Gradually, she started asking me for kindergarten level worksheets and would meticulously try and solve them. I would reward not her performance, but her effort with stars and smileys and stickers. I don't know if I did the right thing but she seemed to be a lot happier with this arrangement. As the year progressed, we shared a special bond. I encouraged and appreciated her when she won medals in sports. Isn’t that what I was supposed to do? Why test her Mathematics and English skills, when I already know she struggles in them?

We talked a lot during lunch breaks and she opened her heart to me. She cracked jokes, felt my dupatta, examined my earrings, gave me cards, sought permission to put jasmine flowers on my hair and sometimes kissed my cheek when no one was looking. She didn’t want the boys to tease her. I did not do anything to improve her academic status. I just let myself be her friend. We became so close that once she even demanded that I wear sari to school.

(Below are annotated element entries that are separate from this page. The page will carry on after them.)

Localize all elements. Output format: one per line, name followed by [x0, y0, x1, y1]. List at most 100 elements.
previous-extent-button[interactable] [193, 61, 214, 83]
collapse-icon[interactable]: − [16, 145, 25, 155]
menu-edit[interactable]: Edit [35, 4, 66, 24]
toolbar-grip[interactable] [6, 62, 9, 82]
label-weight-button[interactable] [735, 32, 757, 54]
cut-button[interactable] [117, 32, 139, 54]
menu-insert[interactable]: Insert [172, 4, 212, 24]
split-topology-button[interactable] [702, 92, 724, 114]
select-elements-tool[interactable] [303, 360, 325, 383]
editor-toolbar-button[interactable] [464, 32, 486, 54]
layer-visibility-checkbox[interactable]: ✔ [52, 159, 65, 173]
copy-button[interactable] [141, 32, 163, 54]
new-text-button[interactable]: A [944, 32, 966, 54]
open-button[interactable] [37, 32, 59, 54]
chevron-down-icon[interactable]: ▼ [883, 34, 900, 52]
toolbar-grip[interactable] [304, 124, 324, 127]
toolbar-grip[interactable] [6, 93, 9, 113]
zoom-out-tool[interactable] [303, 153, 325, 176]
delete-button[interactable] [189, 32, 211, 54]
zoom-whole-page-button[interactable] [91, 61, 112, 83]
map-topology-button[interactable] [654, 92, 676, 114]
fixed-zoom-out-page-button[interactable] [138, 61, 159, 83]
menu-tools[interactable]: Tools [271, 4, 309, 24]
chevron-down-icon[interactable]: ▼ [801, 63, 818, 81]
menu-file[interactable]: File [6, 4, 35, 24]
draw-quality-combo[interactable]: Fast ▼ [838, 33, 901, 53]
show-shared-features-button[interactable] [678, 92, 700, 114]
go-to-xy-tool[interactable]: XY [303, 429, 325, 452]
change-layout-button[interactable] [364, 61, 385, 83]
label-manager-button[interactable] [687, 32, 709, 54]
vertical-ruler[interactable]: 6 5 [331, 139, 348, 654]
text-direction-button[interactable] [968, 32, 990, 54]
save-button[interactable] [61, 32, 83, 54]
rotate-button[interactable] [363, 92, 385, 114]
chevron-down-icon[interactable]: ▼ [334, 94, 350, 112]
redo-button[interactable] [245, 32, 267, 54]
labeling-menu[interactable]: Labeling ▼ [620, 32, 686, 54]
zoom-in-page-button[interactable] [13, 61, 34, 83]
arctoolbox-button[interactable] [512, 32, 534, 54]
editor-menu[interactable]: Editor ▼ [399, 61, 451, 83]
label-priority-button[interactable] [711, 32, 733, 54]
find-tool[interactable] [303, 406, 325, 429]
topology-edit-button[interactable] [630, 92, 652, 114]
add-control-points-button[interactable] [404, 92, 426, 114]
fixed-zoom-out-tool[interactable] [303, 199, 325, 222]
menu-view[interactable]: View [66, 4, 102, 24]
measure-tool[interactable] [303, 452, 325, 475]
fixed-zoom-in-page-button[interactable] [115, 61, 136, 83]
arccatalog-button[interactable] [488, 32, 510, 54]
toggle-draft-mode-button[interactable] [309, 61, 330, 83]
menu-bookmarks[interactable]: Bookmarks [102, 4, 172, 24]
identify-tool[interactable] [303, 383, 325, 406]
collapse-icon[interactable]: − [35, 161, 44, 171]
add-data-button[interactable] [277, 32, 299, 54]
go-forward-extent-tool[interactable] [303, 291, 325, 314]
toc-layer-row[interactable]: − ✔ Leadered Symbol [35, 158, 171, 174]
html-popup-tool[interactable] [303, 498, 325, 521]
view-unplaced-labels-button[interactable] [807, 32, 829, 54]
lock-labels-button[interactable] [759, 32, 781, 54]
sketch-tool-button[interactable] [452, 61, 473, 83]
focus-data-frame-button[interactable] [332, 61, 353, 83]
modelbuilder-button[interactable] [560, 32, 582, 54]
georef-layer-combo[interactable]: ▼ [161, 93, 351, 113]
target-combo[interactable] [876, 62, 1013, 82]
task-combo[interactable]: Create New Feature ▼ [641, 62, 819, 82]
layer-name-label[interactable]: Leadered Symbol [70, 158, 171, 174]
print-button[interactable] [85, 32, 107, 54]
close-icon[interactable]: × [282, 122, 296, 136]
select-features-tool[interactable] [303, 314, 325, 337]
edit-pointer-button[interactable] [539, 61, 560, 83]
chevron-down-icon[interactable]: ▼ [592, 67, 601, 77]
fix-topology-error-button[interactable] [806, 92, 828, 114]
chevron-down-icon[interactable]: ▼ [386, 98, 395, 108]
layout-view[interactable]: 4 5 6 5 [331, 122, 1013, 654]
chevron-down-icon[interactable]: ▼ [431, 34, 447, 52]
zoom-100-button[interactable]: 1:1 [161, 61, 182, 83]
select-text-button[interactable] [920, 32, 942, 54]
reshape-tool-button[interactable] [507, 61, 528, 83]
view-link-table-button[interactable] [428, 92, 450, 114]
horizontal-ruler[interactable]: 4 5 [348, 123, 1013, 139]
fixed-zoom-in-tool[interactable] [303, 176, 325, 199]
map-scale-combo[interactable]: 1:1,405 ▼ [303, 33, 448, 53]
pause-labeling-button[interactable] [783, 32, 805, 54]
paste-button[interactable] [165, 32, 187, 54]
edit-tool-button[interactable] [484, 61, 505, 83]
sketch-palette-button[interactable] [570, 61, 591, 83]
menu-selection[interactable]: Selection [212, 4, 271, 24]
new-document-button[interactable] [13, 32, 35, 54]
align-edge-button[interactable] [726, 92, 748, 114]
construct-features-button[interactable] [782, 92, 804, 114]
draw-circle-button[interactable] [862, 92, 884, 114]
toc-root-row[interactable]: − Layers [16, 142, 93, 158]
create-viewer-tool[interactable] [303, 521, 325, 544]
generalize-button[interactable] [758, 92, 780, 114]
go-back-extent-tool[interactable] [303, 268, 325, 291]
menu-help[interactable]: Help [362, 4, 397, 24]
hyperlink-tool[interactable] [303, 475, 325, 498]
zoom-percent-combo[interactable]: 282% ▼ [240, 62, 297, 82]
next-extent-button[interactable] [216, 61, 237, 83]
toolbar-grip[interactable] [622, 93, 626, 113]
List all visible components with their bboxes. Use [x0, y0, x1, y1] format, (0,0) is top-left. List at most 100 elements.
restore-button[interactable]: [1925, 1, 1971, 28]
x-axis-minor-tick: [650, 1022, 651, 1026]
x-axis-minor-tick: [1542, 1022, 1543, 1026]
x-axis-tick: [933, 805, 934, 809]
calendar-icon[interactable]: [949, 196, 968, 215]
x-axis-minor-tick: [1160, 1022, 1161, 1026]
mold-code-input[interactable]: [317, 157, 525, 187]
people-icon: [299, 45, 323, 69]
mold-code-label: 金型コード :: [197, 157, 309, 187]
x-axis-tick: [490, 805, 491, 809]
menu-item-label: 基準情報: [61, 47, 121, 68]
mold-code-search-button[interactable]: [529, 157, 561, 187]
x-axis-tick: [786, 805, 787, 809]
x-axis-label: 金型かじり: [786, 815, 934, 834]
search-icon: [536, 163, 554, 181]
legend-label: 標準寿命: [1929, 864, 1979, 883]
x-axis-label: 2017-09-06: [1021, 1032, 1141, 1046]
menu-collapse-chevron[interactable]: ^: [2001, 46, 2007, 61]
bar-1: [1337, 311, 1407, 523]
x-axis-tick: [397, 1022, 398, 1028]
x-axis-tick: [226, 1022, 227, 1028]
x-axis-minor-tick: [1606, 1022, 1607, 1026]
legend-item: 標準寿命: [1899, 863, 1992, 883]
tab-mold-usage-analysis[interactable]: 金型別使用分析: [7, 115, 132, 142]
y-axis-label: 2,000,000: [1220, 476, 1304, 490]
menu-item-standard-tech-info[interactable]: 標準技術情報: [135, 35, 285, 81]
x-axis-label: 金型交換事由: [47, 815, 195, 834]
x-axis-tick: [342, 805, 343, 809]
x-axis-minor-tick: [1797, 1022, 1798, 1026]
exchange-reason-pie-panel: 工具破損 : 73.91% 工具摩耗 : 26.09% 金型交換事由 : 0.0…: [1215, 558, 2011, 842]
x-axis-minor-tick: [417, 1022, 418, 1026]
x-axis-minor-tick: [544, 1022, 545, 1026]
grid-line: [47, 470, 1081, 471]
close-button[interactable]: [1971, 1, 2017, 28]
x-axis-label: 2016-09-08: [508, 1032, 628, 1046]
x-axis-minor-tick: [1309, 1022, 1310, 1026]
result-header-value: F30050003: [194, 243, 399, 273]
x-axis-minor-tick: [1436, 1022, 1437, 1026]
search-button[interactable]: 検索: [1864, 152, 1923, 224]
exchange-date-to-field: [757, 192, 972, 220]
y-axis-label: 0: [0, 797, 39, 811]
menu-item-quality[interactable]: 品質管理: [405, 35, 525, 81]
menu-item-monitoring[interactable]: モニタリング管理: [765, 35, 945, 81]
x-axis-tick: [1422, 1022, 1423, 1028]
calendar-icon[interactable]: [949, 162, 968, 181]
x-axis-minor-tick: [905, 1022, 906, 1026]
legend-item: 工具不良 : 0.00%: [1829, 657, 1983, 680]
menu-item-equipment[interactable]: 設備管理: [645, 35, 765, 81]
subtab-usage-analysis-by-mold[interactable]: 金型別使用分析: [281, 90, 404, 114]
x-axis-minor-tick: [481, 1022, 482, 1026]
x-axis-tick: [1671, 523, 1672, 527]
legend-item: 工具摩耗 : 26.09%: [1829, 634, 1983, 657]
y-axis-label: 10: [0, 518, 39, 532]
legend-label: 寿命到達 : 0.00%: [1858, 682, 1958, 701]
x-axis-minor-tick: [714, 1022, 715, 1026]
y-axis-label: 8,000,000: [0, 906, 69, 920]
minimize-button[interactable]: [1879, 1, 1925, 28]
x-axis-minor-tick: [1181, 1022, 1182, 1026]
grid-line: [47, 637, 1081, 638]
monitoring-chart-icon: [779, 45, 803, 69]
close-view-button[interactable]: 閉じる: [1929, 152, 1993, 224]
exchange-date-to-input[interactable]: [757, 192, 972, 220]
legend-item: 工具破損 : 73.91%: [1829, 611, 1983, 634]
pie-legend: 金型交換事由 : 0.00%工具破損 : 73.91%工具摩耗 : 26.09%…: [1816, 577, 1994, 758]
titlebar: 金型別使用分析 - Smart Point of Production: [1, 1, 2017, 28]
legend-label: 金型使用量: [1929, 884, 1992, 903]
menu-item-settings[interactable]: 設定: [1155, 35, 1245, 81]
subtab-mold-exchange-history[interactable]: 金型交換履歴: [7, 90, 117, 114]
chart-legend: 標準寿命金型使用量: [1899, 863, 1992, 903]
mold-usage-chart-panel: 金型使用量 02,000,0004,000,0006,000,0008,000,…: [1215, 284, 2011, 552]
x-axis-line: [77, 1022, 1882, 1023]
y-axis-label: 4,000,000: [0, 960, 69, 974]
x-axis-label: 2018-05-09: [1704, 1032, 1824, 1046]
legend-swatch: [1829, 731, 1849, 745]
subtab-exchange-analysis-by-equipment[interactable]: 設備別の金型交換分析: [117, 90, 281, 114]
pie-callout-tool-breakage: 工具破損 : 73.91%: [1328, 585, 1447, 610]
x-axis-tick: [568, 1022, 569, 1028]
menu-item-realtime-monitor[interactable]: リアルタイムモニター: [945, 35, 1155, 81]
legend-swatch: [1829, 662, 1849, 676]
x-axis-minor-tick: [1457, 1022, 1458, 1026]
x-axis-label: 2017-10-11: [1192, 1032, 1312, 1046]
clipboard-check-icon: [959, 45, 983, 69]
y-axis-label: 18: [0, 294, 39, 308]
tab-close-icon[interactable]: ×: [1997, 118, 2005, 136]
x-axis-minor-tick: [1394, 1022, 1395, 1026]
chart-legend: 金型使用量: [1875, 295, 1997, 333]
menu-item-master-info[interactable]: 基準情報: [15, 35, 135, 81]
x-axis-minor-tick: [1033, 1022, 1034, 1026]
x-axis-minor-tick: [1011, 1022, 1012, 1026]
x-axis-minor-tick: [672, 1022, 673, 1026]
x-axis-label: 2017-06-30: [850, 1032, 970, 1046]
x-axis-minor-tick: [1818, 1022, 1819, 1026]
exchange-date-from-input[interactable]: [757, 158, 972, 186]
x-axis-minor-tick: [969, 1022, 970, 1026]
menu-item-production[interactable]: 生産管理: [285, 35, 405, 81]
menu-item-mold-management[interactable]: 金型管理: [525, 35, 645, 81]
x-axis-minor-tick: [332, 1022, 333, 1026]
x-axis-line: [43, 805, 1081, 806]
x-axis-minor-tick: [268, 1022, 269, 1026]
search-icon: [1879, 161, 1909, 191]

The academic year was coming to an end. There was no miracle. As I filled in Mahalakshmi’s report card with “D” grades in every column, two tender hands covered my eyes.

“I love you Vidya Akka. You are my Mummy. You HAVE TO be our class teacher next year. Otherwise I no talking you.”

The final bell rang and she left after the usual peck on my cheek, leaving me speechless. I stared with wet eyes at the tiny figure bobbing up and down as she merged with an ocean of students outside.